The authors correctly identify gaps (e.g.few methods remove obsolete triples) in the discussion section, but they stop short of diagnosing root causes or proposing concrete research directions. Phrases such as “This is problematic…” appear without follow‑through recommendations. A more scientifically coherent discussion could evaluate why removal of outdated knowledge remains rare (e.g.complexity of graph versioning) and propose specific methodological remedies drawn from related domains.

Finally, the authors restate the survey findings without translating them into actionable guidance for practitioners or clear next steps for researchers. It fails to propose a roadmap, by for instance, defining a minimal evaluation framework for KG quality or suggesting benchmarking for dynamic KG evaluation. By explicitly articulating how evolvable KG design principles could evolve (e.g.integrating incremental embedding updates, user‑feedback loops, and provenance tracking), the conclusion could fulfil its promise to shape future work rather than merely summarize it.

Review #3
Anonymous submitted on 26/Mar/2025
Suggestion:
Minor Revision
Review Comment:

This paper presents a literature review about evolvable KGs in the manufacturing domain, and focuses on how KGs evolve when integrating ML techniques and human interaction.
The paper is very well written and clear.

My main concern is that the authors selected papers addressing industry/manufacturing KGs, with a special focus on how the KGs have been constructed (methodology), and they discuss in general how different tasks in KG construction (e.g., knowledge acquisition, cleaning) have been addressed. However, it seems to me that, by selecting only the manufacturing domain, they may be missing important work about similar/different methodologies for KG construction applied to different domains, but they often talk about KG construction tasks in general, with no actual discussion about how some tasks have peculiar characteristics when applied to the manufacturing domain (see for example section 3.3.1). So, I am not sure how useful part of this literature review is in practice. E.g., if I need to understand how I can select ontologies to reuse, I would rather go and read a literature review that in general addresses this topic, not one that limits its discussion to papers developing an ontology for manufacturing. Instead, I find more useful sections like 3.6 or 3.7.2, about how KGs are used in manufacturing processes. Also, the remarks included in the Discussion section are useful.

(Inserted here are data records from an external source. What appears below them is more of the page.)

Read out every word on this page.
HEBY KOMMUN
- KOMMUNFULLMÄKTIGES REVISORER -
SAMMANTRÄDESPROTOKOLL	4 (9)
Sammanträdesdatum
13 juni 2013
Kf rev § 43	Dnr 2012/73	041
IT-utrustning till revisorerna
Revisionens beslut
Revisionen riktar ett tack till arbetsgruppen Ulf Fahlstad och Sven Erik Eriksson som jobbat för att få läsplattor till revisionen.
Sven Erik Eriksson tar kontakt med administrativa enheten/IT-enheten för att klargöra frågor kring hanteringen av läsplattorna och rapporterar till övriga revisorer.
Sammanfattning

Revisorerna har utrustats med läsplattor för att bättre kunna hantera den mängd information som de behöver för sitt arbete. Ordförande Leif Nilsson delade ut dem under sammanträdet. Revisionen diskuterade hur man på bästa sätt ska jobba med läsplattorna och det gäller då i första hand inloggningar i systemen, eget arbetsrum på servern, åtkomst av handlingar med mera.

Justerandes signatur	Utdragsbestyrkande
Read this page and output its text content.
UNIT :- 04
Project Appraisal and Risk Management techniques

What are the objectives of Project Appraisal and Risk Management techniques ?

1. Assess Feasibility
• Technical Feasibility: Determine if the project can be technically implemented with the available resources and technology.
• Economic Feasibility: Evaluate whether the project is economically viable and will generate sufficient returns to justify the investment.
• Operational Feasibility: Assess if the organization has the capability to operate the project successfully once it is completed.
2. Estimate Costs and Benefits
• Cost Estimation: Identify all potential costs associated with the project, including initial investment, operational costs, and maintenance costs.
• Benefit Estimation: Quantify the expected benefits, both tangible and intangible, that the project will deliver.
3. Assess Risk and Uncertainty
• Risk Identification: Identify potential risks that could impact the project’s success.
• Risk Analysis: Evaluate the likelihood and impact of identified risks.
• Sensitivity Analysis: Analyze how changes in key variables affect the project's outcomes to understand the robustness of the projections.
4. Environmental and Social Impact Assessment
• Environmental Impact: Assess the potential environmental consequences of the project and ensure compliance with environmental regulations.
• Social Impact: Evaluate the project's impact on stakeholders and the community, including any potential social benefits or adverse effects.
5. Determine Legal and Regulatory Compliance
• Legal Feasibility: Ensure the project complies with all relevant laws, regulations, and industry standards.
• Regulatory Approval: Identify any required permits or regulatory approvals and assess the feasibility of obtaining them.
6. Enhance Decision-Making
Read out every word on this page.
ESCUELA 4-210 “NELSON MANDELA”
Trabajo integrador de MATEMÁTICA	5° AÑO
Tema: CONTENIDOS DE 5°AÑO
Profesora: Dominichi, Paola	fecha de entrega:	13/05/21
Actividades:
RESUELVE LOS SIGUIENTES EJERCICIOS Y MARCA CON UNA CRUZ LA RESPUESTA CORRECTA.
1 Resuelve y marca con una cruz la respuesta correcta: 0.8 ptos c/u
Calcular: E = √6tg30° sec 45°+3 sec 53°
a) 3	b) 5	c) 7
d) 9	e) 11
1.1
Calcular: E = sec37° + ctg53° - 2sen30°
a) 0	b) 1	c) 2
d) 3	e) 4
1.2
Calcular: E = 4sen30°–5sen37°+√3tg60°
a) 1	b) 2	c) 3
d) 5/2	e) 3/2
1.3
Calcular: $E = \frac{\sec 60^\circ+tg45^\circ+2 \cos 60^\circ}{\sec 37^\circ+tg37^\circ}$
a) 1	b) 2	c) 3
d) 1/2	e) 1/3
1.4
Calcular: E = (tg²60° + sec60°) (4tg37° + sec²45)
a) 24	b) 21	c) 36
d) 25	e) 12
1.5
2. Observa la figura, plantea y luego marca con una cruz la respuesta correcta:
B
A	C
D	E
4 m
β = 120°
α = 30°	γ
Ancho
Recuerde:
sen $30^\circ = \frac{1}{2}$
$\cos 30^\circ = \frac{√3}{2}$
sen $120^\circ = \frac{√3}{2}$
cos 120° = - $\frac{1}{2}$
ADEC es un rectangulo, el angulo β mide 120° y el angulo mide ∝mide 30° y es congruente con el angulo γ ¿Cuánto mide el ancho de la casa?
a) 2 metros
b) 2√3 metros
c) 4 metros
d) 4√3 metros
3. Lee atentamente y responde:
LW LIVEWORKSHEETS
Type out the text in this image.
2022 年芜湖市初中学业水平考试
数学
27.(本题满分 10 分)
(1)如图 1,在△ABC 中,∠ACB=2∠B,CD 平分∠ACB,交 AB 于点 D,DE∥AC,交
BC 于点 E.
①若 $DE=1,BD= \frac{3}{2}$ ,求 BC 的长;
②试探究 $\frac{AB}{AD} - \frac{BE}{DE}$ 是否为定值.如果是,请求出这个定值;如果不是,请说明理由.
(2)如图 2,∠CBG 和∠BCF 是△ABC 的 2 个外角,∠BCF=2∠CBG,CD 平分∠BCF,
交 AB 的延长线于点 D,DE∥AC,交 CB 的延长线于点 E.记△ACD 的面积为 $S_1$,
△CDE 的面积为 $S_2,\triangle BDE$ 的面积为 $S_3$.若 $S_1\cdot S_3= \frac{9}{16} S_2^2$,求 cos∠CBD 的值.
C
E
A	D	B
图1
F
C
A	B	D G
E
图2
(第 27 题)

More specific comments below:
- The extraction of the articles is a bit outdated (snowballing is dated Sept 2023, one year before the paper submission).
- At page 6 you talk about "the original review": I wanted to understand if this work (dated March 2022) has been already published somewhere (and, if so, if it's all included in [69]), or it's just a work that has been suspended for some time and then resumed in late 2023.
- It's not clear to me from Table 2 how the authors select only those articles that talk about "evolvable KGs"
- Where can I find the complete list of selected papers? If it's not available anywhere, it should be. Also because it's not always clear which references in the paper are part of the study, and which ones are just cited for other reasons.
- Figure 4: I would explain better in the paper all the tasks listed in the figure. Also, what the "..." stand for in "Ontology construction/..."?
- Section 3.1: "In this study, KGs consist of ontologies..." I would clarify this before in the paper
- Section 3.1: "The knowledge acquisition stage includes selecting an ontology...": from this section, it seems that ontologies are part of knowledge acquisition (and in section 4.1 it is said that ontology construction activities are placed within the knowledge acquisition stage), but then the following section is about "knowledge acquisition" that is described as a different thing: please, clarify this. Also, I would like these sections to be more consistent: "knowledge acquisition" is a task, while "ontologies" are not a task alone, right?
- Section 3.3: Wouldn't it be relevant to talk more about ontology matching?